Letters from Abroad Getting Lost in Málaga

Letters+from+Abroad+Getting+Lost+in+M%C3%A1laga

One of my favorite things about living in Málaga is that I am constantly catching myself saying, “was that always there?” or “I’ve never see that before!” While this might be due to the fact that I look at the ground to avoid stepping on gum, or worse, Málaga has so many hidden treasures that I discover when I wander the streets.

The city itself is almost 3,000 years old, and has only recently started to really modernize. Seeing 400-year-old churches squeezed in between modern boutiques and cafés is pretty standard. The house that Pablo Picasso lived in is in the same plaza as some of the most modern cafés and bars. Also, the museum housing some of his work is right in between a restaurant that Antonio Banderas frequents, and the Málaga Fútbol Club official store.

A short but steep hike starting adjacent to a modern and luxurious hotel takes you to the top of a 14th century castle called the Gibralfaro. From here, you are able to see almost the entirety of Málaga as well as the beautiful Mediterranean Sea. I also can’t stress this concept enough: there is a literal 1st century Roman amphitheater right next to a small movie theater that screens independent films and also a Burger King.

The city center, El Centro, is small enough that you can get lost without really being lost, so I really enjoy wandering around the city and finding these hidden treasures. I’ve stumbled upon numerous small cafés and adorable clothing stores, as well as accidently crashing a rousing Spanish wedding.

One of my favorite finds is a tiny, hidden courtyard café called “La Casa Invisible.” You can only find it by wandering through a couple of smaller streets and passing through a discreet doorway. Inside is an open courtyard decorated with detailed murals and filled with tables adjacent to a fountain that quietly echoes off the ceramic tiled walls. The café is a community project and is based off the funding and work of málagueñans with a passion for civics and human rights.

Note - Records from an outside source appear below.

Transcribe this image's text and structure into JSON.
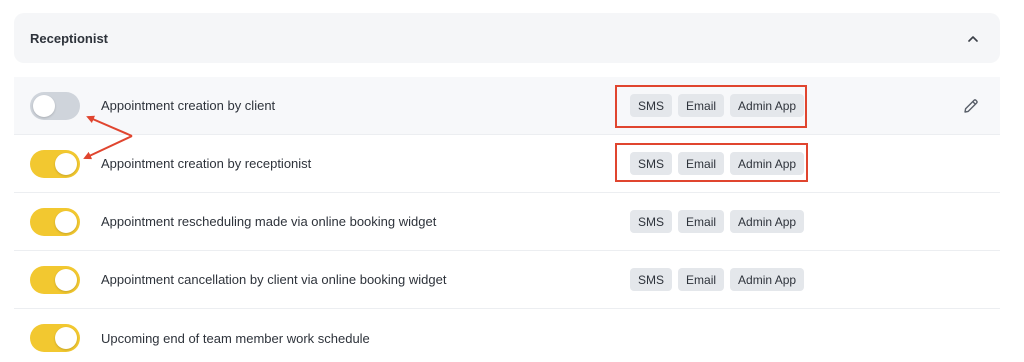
{
  "section": {
    "title": "Receptionist",
    "chevron_icon": "chevron-up-icon"
  },
  "notifications": [
    {
      "label": "Appointment creation by client",
      "enabled": false,
      "channels": [
        "SMS",
        "Email",
        "Admin App"
      ],
      "highlighted": true,
      "edit_icon": "pencil-icon"
    },
    {
      "label": "Appointment creation by receptionist",
      "enabled": true,
      "channels": [
        "SMS",
        "Email",
        "Admin App"
      ]
    },
    {
      "label": "Appointment rescheduling made via online booking widget",
      "enabled": true,
      "channels": [
        "SMS",
        "Email",
        "Admin App"
      ]
    },
    {
      "label": "Appointment cancellation by client via online booking widget",
      "enabled": true,
      "channels": [
        "SMS",
        "Email",
        "Admin App"
      ]
    },
    {
      "label": "Upcoming end of team member work schedule",
      "enabled": true,
      "channels": []
    }
  ],
  "colors": {
    "toggle_on": "#f2c830",
    "toggle_off": "#cfd4db",
    "annotation_red": "#e0452f",
    "tag_bg": "#e4e7eb"
  }
}
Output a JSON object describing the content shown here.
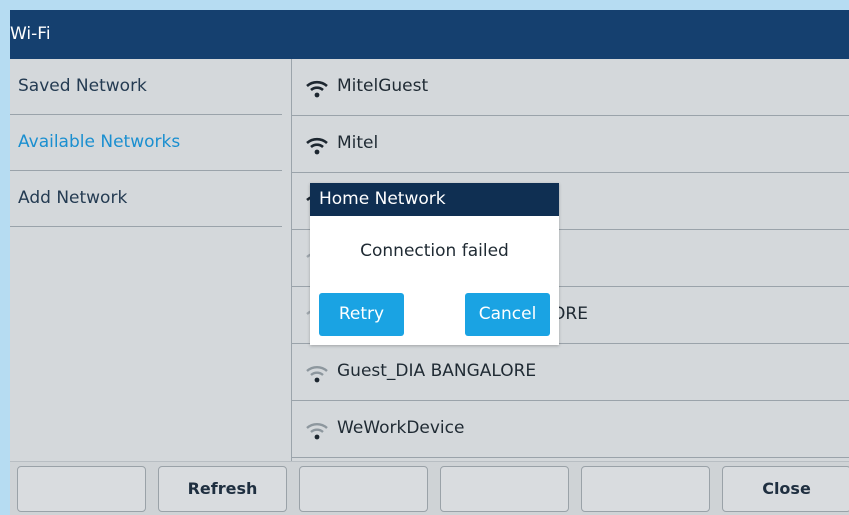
{
  "window": {
    "title": "Wi-Fi"
  },
  "sidebar": {
    "items": [
      {
        "label": "Saved Network",
        "active": false
      },
      {
        "label": "Available Networks",
        "active": true
      },
      {
        "label": "Add Network",
        "active": false
      }
    ]
  },
  "networks": [
    {
      "name": "MitelGuest",
      "icon": "wifi-strong-icon"
    },
    {
      "name": "Mitel",
      "icon": "wifi-strong-icon"
    },
    {
      "name": "",
      "icon": "wifi-strong-icon"
    },
    {
      "name": "",
      "icon": "wifi-weak-icon"
    },
    {
      "name": "ORE",
      "icon": "wifi-weak-icon"
    },
    {
      "name": "Guest_DIA BANGALORE",
      "icon": "wifi-weak-icon"
    },
    {
      "name": "WeWorkDevice",
      "icon": "wifi-weak-icon"
    }
  ],
  "softkeys": [
    "",
    "Refresh",
    "",
    "",
    "",
    "Close"
  ],
  "dialog": {
    "title": "Home Network",
    "message": "Connection failed",
    "retry_label": "Retry",
    "cancel_label": "Cancel"
  },
  "colors": {
    "titlebar": "#15406f",
    "accent": "#1a8fd0",
    "dialog_button": "#1aa3e3",
    "dialog_title": "#0f2f52"
  }
}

The café, as well as the many historical marvels scattered inbetween modern conveniences, is explicative of more than just the expansive history of the city. While getting lost in the streets, the culture of this small city becomes palpable; you can overhear energetic conversations over an afternoon coffee. Along with that you can see people enjoying an early evening tapa after resting during siesta. Street musicians offer snapshots of Spanish sounds, singing old folk songs or Spanish limericks accompanied by a guitar or accordion. Be it the constant urge for tranquility, a vivacious student protest, or the immense pride that Spaniards have for their food, this city comes alive in the little things. As Aileen Walker ’18 expressed, “Málaga is a place to be felt as much as to be seen.”